Predictive Agent-Based Modeling of Natural Disasters Using Machine Learning

Abstract

Current applications of Agent-based Modeling (ABM) in natural phenomena like wildfire land suppression and hurricane forecasting are in monitoring emergent behavior patterns among large groups of people (Hilljegerdes 2018). However, current evacuation times and plans for natural disaster management leave underserved communities vulnerable to substantial financial and welfare losses, especially when false positives during current predictions continue to influence evacuation decisions. A Machine Learning ABM (ML-ABM) model of hurricane trajectories introduces a pioneering opportunity to capture complex physical processes associated with hurricanes while minimizing computational costs and errors, thereby providing more accurate real-time prediction of hurricanes for improved disaster management.

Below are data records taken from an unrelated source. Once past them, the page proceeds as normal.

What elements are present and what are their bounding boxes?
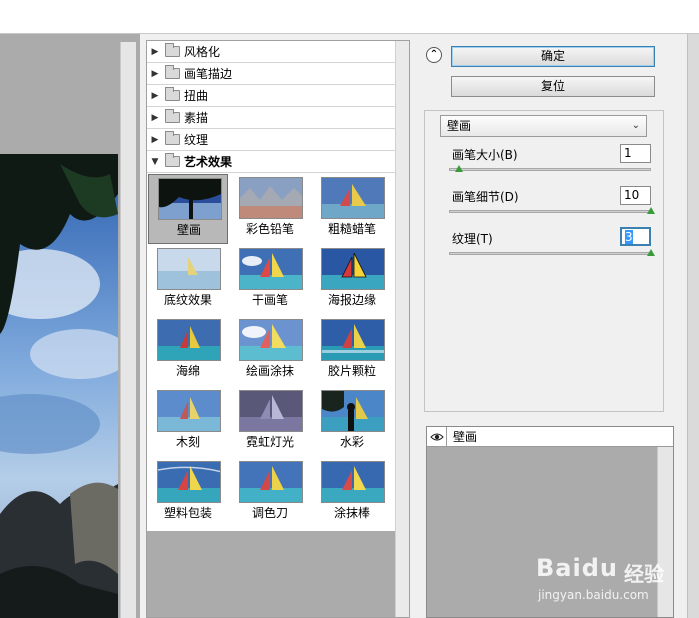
filter-thumb-palette-knife[interactable]: 调色刀: [230, 458, 310, 528]
filter-thumb-paint-daubs[interactable]: 绘画涂抹: [230, 316, 310, 386]
category-texture[interactable]: ▶ 纹理: [147, 129, 395, 151]
category-brush-strokes[interactable]: ▶ 画笔描边: [147, 63, 395, 85]
folder-icon: [165, 109, 180, 123]
folder-icon: [165, 43, 180, 57]
thumb-image: [157, 390, 221, 432]
effect-layer-row[interactable]: 壁画: [427, 427, 673, 447]
expand-arrow-icon[interactable]: ▶: [147, 69, 163, 79]
collapse-arrow-icon[interactable]: ▼: [147, 157, 163, 167]
brush-detail-slider-thumb[interactable]: [647, 207, 655, 214]
thumb-image: [239, 461, 303, 503]
thumb-image: [157, 248, 221, 290]
thumb-image: [321, 177, 385, 219]
brush-size-input[interactable]: 1: [620, 144, 651, 163]
filter-thumb-dry-brush[interactable]: 干画笔: [230, 245, 310, 315]
chevron-down-icon: ⌄: [631, 120, 640, 131]
filter-thumb-underpainting[interactable]: 底纹效果: [148, 245, 228, 315]
brush-detail-slider[interactable]: [449, 210, 651, 213]
effect-layer-name: 壁画: [453, 430, 478, 444]
brush-detail-label: 画笔细节(D): [452, 190, 519, 204]
watermark: Baidu 经验 jingyan.baidu.com: [536, 548, 696, 608]
folder-open-icon: [165, 153, 180, 167]
filter-gallery: ▶ 风格化 ▶ 画笔描边 ▶ 扭曲 ▶ 素描 ▶ 纹理 ▼ 艺术效果 壁画 彩色…: [146, 40, 410, 618]
thumb-image: [158, 178, 222, 220]
thumb-image: [239, 390, 303, 432]
preview-pane[interactable]: [0, 34, 140, 618]
filter-select-value: 壁画: [447, 119, 472, 133]
filter-thumb-film-grain[interactable]: 胶片颗粒: [312, 316, 392, 386]
eye-icon[interactable]: [427, 427, 447, 446]
texture-label: 纹理(T): [452, 232, 493, 246]
texture-slider-thumb[interactable]: [647, 249, 655, 256]
filter-thumb-poster-edges[interactable]: 海报边缘: [312, 245, 392, 315]
thumb-image: [321, 390, 385, 432]
expand-arrow-icon[interactable]: ▶: [147, 47, 163, 57]
texture-input[interactable]: 3: [620, 227, 651, 246]
category-sketch[interactable]: ▶ 素描: [147, 107, 395, 129]
watermark-logo: Baidu: [536, 554, 618, 582]
thumb-image: [321, 461, 385, 503]
reset-button[interactable]: 复位: [451, 76, 655, 97]
brush-size-label: 画笔大小(B): [452, 148, 518, 162]
thumb-image: [157, 461, 221, 503]
texture-slider[interactable]: [449, 252, 651, 255]
title-bar: [0, 0, 699, 34]
window-edge: [687, 34, 699, 618]
filter-thumb-rough-pastels[interactable]: 粗糙蜡笔: [312, 174, 392, 244]
expand-arrow-icon[interactable]: ▶: [147, 135, 163, 145]
filter-thumb-fresco[interactable]: 壁画: [148, 174, 228, 244]
category-artistic[interactable]: ▼ 艺术效果: [147, 151, 395, 173]
expand-arrow-icon[interactable]: ▶: [147, 91, 163, 101]
folder-icon: [165, 131, 180, 145]
gallery-empty-area: [147, 531, 395, 617]
preview-image[interactable]: [0, 154, 118, 618]
thumb-image: [239, 177, 303, 219]
ok-button[interactable]: 确定: [451, 46, 655, 67]
thumb-image: [239, 248, 303, 290]
filter-select[interactable]: 壁画 ⌄: [440, 115, 647, 137]
filter-controls: ⌃ 确定 复位 壁画 ⌄ 画笔大小(B) 1 画笔细节(D) 10 纹理(T) …: [416, 34, 699, 618]
filter-thumb-plastic-wrap[interactable]: 塑料包装: [148, 458, 228, 528]
filter-thumb-smudge-stick[interactable]: 涂抹棒: [312, 458, 392, 528]
brush-detail-input[interactable]: 10: [620, 186, 651, 205]
folder-icon: [165, 87, 180, 101]
collapse-gallery-icon[interactable]: ⌃: [426, 47, 442, 63]
filter-thumb-watercolor[interactable]: 水彩: [312, 387, 392, 457]
preview-scrollbar[interactable]: [120, 42, 136, 618]
filter-settings: 壁画 ⌄ 画笔大小(B) 1 画笔细节(D) 10 纹理(T) 3: [424, 110, 664, 412]
thumb-image: [157, 319, 221, 361]
brush-size-slider[interactable]: [449, 168, 651, 171]
filter-thumb-colored-pencil[interactable]: 彩色铅笔: [230, 174, 310, 244]
filter-thumb-cutout[interactable]: 木刻: [148, 387, 228, 457]
thumb-image: [239, 319, 303, 361]
thumb-image: [321, 319, 385, 361]
thumb-image: [321, 248, 385, 290]
category-distort[interactable]: ▶ 扭曲: [147, 85, 395, 107]
category-stylize[interactable]: ▶ 风格化: [147, 41, 395, 63]
folder-icon: [165, 65, 180, 79]
expand-arrow-icon[interactable]: ▶: [147, 113, 163, 123]
gallery-scrollbar[interactable]: [395, 41, 409, 617]
watermark-text: 经验: [624, 562, 664, 586]
filter-thumb-neon-glow[interactable]: 霓虹灯光: [230, 387, 310, 457]
watermark-url: jingyan.baidu.com: [538, 588, 649, 602]
filter-thumb-sponge[interactable]: 海绵: [148, 316, 228, 386]
brush-size-slider-thumb[interactable]: [455, 165, 464, 172]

This Hurricane Track Prediction ML-ABM model aims to quickly model and predict hurricane tracks in only a few minutes while retaining some of the complex physical process interactions of real storms through feature engineering and deep learning. This work focuses on the implementation of an RNN with bidirectional time-distributed Long-Short Term Memory cells, accounting for positive and negative time direction in time series forecasting. The observations and predictions were represented as a multi-agent system in NetLogo for further emergent pattern analysis in an expanded research by Arthur Drake et. al (2020). The model also evaluates benchmark comparisons against the National Hurricane Center’s 5-Year Average Forecast Errors and the BCD5 Error Model, a combined intensity and track prediction error model that utilizes best track input and models decay over land.